The government department in charge of chasing employers over holiday pay arrears has yet to pay its own staff – two years after it first agreed to remedy past breaches.
The Ministry for Business, Innovation and Employment (MBIE), which includes the Labour Inspectorate, initially reached an enforceable undertaking in March 2016 over Holidays Act breaches which have been widespread across New Zealand employers.
The issues centre around the fact that there are two ways to calculate holiday pay – either on the basis of ordinary weekly pay or an employee’s average weekly earnings over the past 12 months.
Employers must pay whatever gives the employee the most money.

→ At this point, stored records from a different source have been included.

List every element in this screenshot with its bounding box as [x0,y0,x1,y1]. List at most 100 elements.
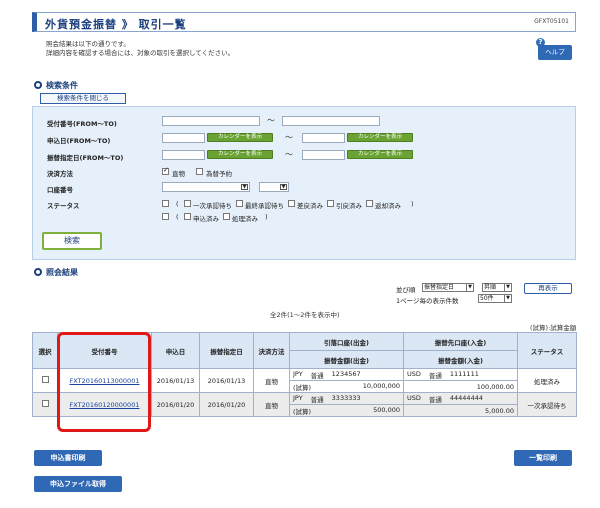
settlement-forward-label: 為替予約 [206,170,232,178]
debit-no: 1234567 [331,369,361,378]
transfer-date-from-input[interactable] [162,150,205,160]
status-all-checkbox[interactable] [162,200,169,207]
redisplay-button[interactable]: 再表示 [524,283,572,294]
results-table: 選択 受付番号 申込日 振替指定日 決済方法 引落口座(出金) 振替先口座(入金… [32,332,577,417]
row-select-checkbox[interactable] [41,400,49,407]
per-page-label: 1ページ毎の表示件数 [396,297,459,305]
chevron-down-icon: ▼ [466,284,473,291]
apply-date-label: 申込日(FROM〜TO) [47,137,111,145]
credit-ccy: USD [407,393,421,402]
ref-no-cell: FXT20160113000001 [57,368,152,393]
status-cell: 処理済み [517,368,577,393]
status-paren-open: ( [176,200,179,208]
account-select[interactable]: ▼ [162,182,250,192]
credit-account-cell: USD 普通 44444444 [403,392,518,405]
col-settlement: 決済方法 [253,332,290,369]
settlement-label: 決済方法 [47,170,73,178]
debit-ccy: JPY [293,393,303,402]
transfer-date-to-input[interactable] [302,150,345,160]
debit-account-cell: JPY 普通 3333333 [289,392,404,405]
debit-trial: (試算) [293,383,312,392]
status-returned-label: 差戻済み [297,202,323,210]
ref-no-from-input[interactable] [162,116,260,126]
status-group2-checkbox[interactable] [162,213,169,220]
col-apply-date: 申込日 [151,332,200,369]
apply-date-from-calendar-button[interactable]: カレンダーを表示 [207,133,273,142]
transfer-date-cell: 2016/01/20 [199,392,254,417]
ref-no-label: 受付番号(FROM〜TO) [47,120,117,128]
sort-key-value: 振替指定日 [424,284,455,291]
status-final-approval-checkbox[interactable] [236,200,243,207]
intro-text: 照会結果は以下の通りです。 詳細内容を確認する場合には、対象の取引を選択してくだ… [46,40,234,58]
col-credit-account: 振替先口座(入金) [403,332,518,351]
apply-date-to-input[interactable] [302,133,345,143]
credit-ccy: USD [407,369,421,378]
ref-no-tilde: 〜 [267,116,275,125]
transfer-date-from-calendar-button[interactable]: カレンダーを表示 [207,150,273,159]
apply-date-from-input[interactable] [162,133,205,143]
status-processed-checkbox[interactable] [223,213,230,220]
apply-date-to-calendar-button[interactable]: カレンダーを表示 [347,133,413,142]
row-select-checkbox[interactable] [41,376,49,383]
col-status: ステータス [517,332,577,369]
print-list-button[interactable]: 一覧印刷 [514,450,572,466]
search-section-title: 検索条件 [46,81,78,90]
row-select-cell [32,392,58,417]
ref-no-link[interactable]: FXT20160113000001 [70,377,140,385]
status-final-approval-label: 最終承認待ち [245,202,284,210]
per-page-select[interactable]: 50件 ▼ [478,294,512,303]
status-paren-close: ) [411,200,414,208]
status-first-approval-checkbox[interactable] [184,200,191,207]
status-recalled-checkbox[interactable] [327,200,334,207]
settlement-spot-checkbox[interactable] [162,166,169,175]
table-row: FXT20160113000001 2016/01/13 2016/01/13 … [32,368,577,393]
credit-type: 普通 [428,395,442,404]
transfer-date-to-calendar-button[interactable]: カレンダーを表示 [347,150,413,159]
sort-order-select[interactable]: 昇順 ▼ [482,283,512,292]
account-label: 口座番号 [47,186,73,194]
ref-no-link[interactable]: FXT20160120000001 [70,401,140,409]
debit-no: 3333333 [331,393,361,402]
intro-line-2: 詳細内容を確認する場合には、対象の取引を選択してください。 [46,49,235,57]
col-debit-account: 引落口座(出金) [289,332,404,351]
debit-ccy: JPY [293,369,303,378]
get-application-file-button[interactable]: 申込ファイル取得 [34,476,122,492]
sort-key-select[interactable]: 振替指定日 ▼ [422,283,474,292]
debit-amount-cell: (試算) 500,000 [289,404,404,417]
apply-date-tilde: 〜 [285,133,293,142]
settlement-cell: 直物 [253,368,290,393]
table-header-row: 選択 受付番号 申込日 振替指定日 決済方法 引落口座(出金) 振替先口座(入金… [32,332,577,369]
section-bullet-icon [34,81,42,89]
status-returned-checkbox[interactable] [288,200,295,207]
status-recalled-label: 引戻済み [336,202,362,210]
credit-no: 1111111 [449,369,479,378]
transfer-date-label: 振替指定日(FROM〜TO) [47,154,124,162]
status-paren-close-2: ) [265,213,268,221]
settlement-spot-label: 直物 [172,170,185,178]
settlement-forward-checkbox[interactable] [196,168,203,175]
credit-amount-cell: 100,000.00 [403,380,518,393]
debit-type: 普通 [310,395,324,404]
status-applied-checkbox[interactable] [184,213,191,220]
print-application-button[interactable]: 申込書印刷 [34,450,102,466]
status-applied-label: 申込済み [193,215,219,223]
trial-amount-note: (試算):試算金額 [530,324,577,332]
chevron-down-icon: ▼ [504,295,511,302]
status-label: ステータス [47,202,80,210]
toggle-search-button[interactable]: 検索条件を閉じる [40,93,126,104]
search-section-heading: 検索条件 [34,80,78,91]
page-title-bar: 外貨預金振替 》 取引一覧 GFXT05101 [32,12,576,32]
ref-no-to-input[interactable] [282,116,380,126]
col-credit-amount: 振替金額(入金) [403,350,518,369]
col-debit-amount: 振替金額(出金) [289,350,404,369]
status-sentback-checkbox[interactable] [366,200,373,207]
account-type-select[interactable]: ▼ [259,182,289,192]
search-panel: 受付番号(FROM〜TO) 〜 申込日(FROM〜TO) カレンダーを表示 〜 … [32,106,576,260]
status-paren-open-2: ( [176,213,179,221]
status-sentback-label: 返却済み [375,202,401,210]
help-button[interactable]: ヘルプ [538,45,572,60]
credit-no: 44444444 [449,393,483,402]
search-button[interactable]: 検索 [42,232,102,250]
ref-no-cell: FXT20160120000001 [57,392,152,417]
intro-line-1: 照会結果は以下の通りです。 [46,40,130,48]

But employers who calculate holiday pay based on an employee’s contracted hours can get caught out if that person does variable hours or earns a commission or other variable pay.
Dawn Bowden, general manager financial control at MBIE, said it took actions after the first agreement and then negotiated a second agreement in October 2016 which anticipated that calculations would be completed by June last year.
“However, the complexity of the calculations and ongoing discussions with the Labour Inspectorate led to a mutual agreement to vary the timeframes.
“MBIE is currently working to complete remediation as soon as possible in the first half of 2018.”
The issue affects more than 9000 current and former staff and dates back nine years.
MBIE’s Labour Inspectorate is taking two employers to court over their failure to comply with the Holidays Act and has agreed deadlines with a further 64 employers.
Despite being part of MBIE the Labour Inspectator says it is not giving any special treatment or allowances to the government department.
Stu Lumsden, Labour Inspectorate national manager said: “[We] can reassure the public with full confidence that MBIE has been treated no differently to any of the 155 other employers audited between July 2012 and September 2017 in relation to Holidays Act non-compliance.”
Lumsden said in order to ensure its independence it had sought legal advice to ensure its actions were impartial and appropriate.
While an enforceable undertaking had a deadline, these were not set in stone, he added.
“An enforceable undertaking is a voluntary commitment, so while there are deadlines, these may shift to reflect what arises while an employer seeks to address these issues,” he said.
“What is most important during this process is the employers engagement and continued commitment to addressing any non-compliance.”
Lumsden said the length of time it gave employers to work through the process and pay arrears varried according to the number and seriousness of the breaches.
“With regards to this stream of work on Holidays Act non-compliance, the Inspectorate is focused on supporting employers to comply through our government-industry work streams, audits and investigations, and education and information efforts.
“The nature of the compliance issues at hand means an enforcement approach, such as referral to the Employment Relations Authority, is only used where an employer has made little to no effort to comply after committing to an enforceable undertaking.”
He confirmed MBIE was not one of the employers it was taking to the Employment Relations Court.